텍스트 데이터가 클수록 통계 분석에 부정적 영향을 주는 잡음 데이터가 많이 들어 있을 수 있습니다. 예를 들어 텍스트 데이터에 다음이 포함되어 있을 수 있습니다.

대/소문자가 변형된 단어. 예를 들면 "new"와 "New"
어형이 변형된 단어. 예를 들면 "walk"와 "walking"
잡음을 추가하는 단어. 예를 들면 "the"와 "of" 같은 불용어
문장 부호 및 특수 문자
HTML 및 XML 태그

다음 워드 클라우드는 공장 보고서의 원시 텍스트 데이터에 단어 빈도 분석을 적용한 버전과 동일한 텍스트 데이터를 전처리한 버전을 나타낸 것입니다.

텍스트 데이터 불러오기 및 추출하기

예제 데이터를 불러옵니다. factoryReports.csv 파일에는 각 이벤트에 대한 텍스트 설명과 범주 레이블이 포함된 공장 보고서가 들어 있습니다.

filename = "factoryReports.csv";
data = readtable(filename,'TextType','string');

Description 필드에서 텍스트 데이터를 추출한 다음, Category 필드에서 레이블 데이터를 추출합니다.

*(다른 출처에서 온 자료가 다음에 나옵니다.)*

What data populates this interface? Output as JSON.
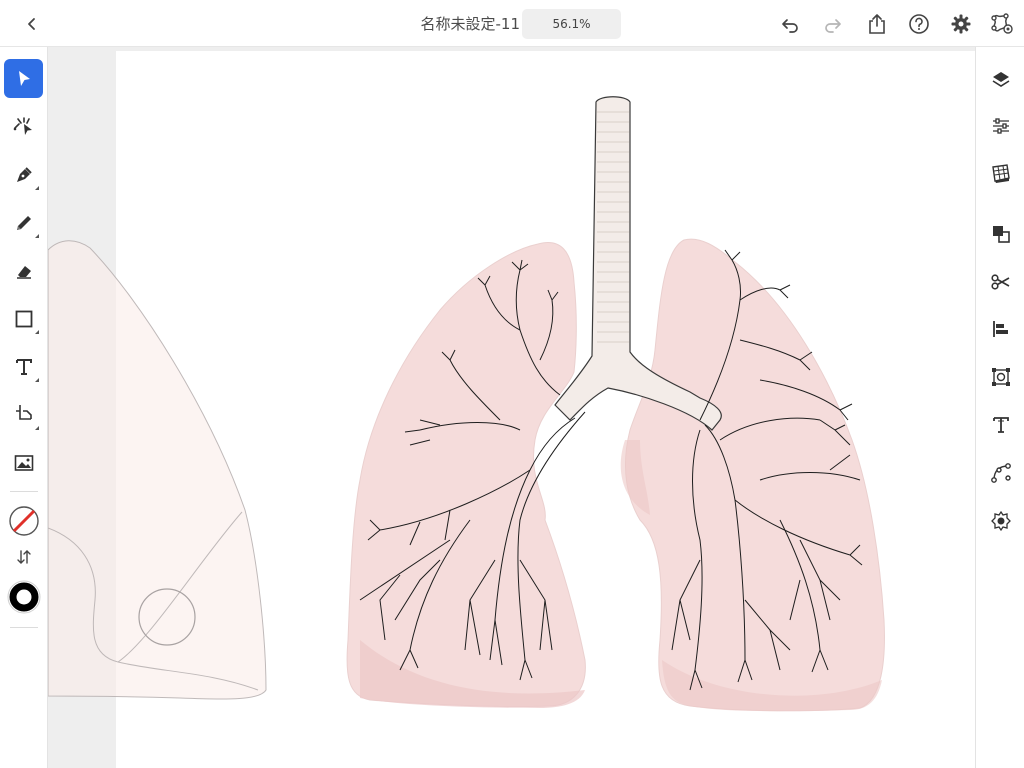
{
  "header": {
    "doc_title": "名称未設定-11",
    "zoom": "56.1%",
    "back_icon": "chevron-left-icon",
    "undo_icon": "undo-icon",
    "redo_icon": "redo-icon",
    "share_icon": "share-icon",
    "help_icon": "help-icon",
    "settings_icon": "gear-icon",
    "livestream_icon": "livestream-icon"
  },
  "left_toolbar": {
    "tools": [
      {
        "name": "selection-tool",
        "icon": "arrow-cursor-icon",
        "active": true
      },
      {
        "name": "direct-selection-tool",
        "icon": "direct-select-icon",
        "active": false
      },
      {
        "name": "pen-tool",
        "icon": "pen-nib-icon",
        "active": false
      },
      {
        "name": "pencil-tool",
        "icon": "pencil-icon",
        "active": false
      },
      {
        "name": "eraser-tool",
        "icon": "eraser-icon",
        "active": false
      },
      {
        "name": "shape-tool",
        "icon": "rectangle-icon",
        "active": false
      },
      {
        "name": "type-tool",
        "icon": "type-t-icon",
        "active": false
      },
      {
        "name": "transform-tool",
        "icon": "transform-icon",
        "active": false
      },
      {
        "name": "place-image-tool",
        "icon": "image-icon",
        "active": false
      }
    ],
    "fill_state": "none",
    "stroke_color": "#000000",
    "swap_icon": "swap-arrows-icon"
  },
  "right_panel": {
    "items": [
      {
        "name": "layers",
        "icon": "layers-icon"
      },
      {
        "name": "properties",
        "icon": "sliders-icon"
      },
      {
        "name": "libraries",
        "icon": "swatches-grid-icon"
      },
      {
        "name": "arrange",
        "icon": "arrange-icon"
      },
      {
        "name": "pathfinder",
        "icon": "scissors-icon"
      },
      {
        "name": "align",
        "icon": "align-left-icon"
      },
      {
        "name": "transform",
        "icon": "transform-box-icon"
      },
      {
        "name": "type-properties",
        "icon": "type-icon"
      },
      {
        "name": "path",
        "icon": "path-curve-icon"
      },
      {
        "name": "symbols",
        "icon": "symbol-icon"
      }
    ]
  },
  "colors": {
    "accent": "#2f6ee5",
    "lung_fill": "#f6dede",
    "lung_shadow": "#ebc9c9",
    "trachea_fill": "#f2ece8",
    "canvas_bg": "#eeeeee"
  }
}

textData = data.Description;
labels = data.Category;
textData(1:10)

ans = 10×1 string
    "Items are occasionally getting stuck in the scanner spools."
    "Loud rattling and banging sounds are coming from assembler pistons."
    "There are cuts to the power when starting the plant."
    "Fried capacitors in the assembler."
    "Mixer tripped the fuses."
    "Burst pipe in the constructing agent is spraying coolant."
    "A fuse is blown in the mixer."
    "Things continue to tumble off of the belt."
    "Falling items from the conveyor belt."
    "The scanner reel is split, it will soon begin to curve."

토큰화된 문서 만들기

토큰화된 문서로 구성된 배열을 만듭니다.

cleanedDocuments = tokenizedDocument(textData);
cleanedDocuments(1:10)

ans = 
  10×1 tokenizedDocument:

    10 tokens: Items are occasionally getting stuck in the scanner spools .
    11 tokens: Loud rattling and banging sounds are coming from assembler pistons .
    11 tokens: There are cuts to the power when starting the plant .
     6 tokens: Fried capacitors in the assembler .
     5 tokens: Mixer tripped the fuses .
    10 tokens: Burst pipe in the constructing agent is spraying coolant .
     8 tokens: A fuse is blown in the mixer .
     9 tokens: Things continue to tumble off of the belt .
     7 tokens: Falling items from the conveyor belt .
    13 tokens: The scanner reel is split , it will soon begin to curve .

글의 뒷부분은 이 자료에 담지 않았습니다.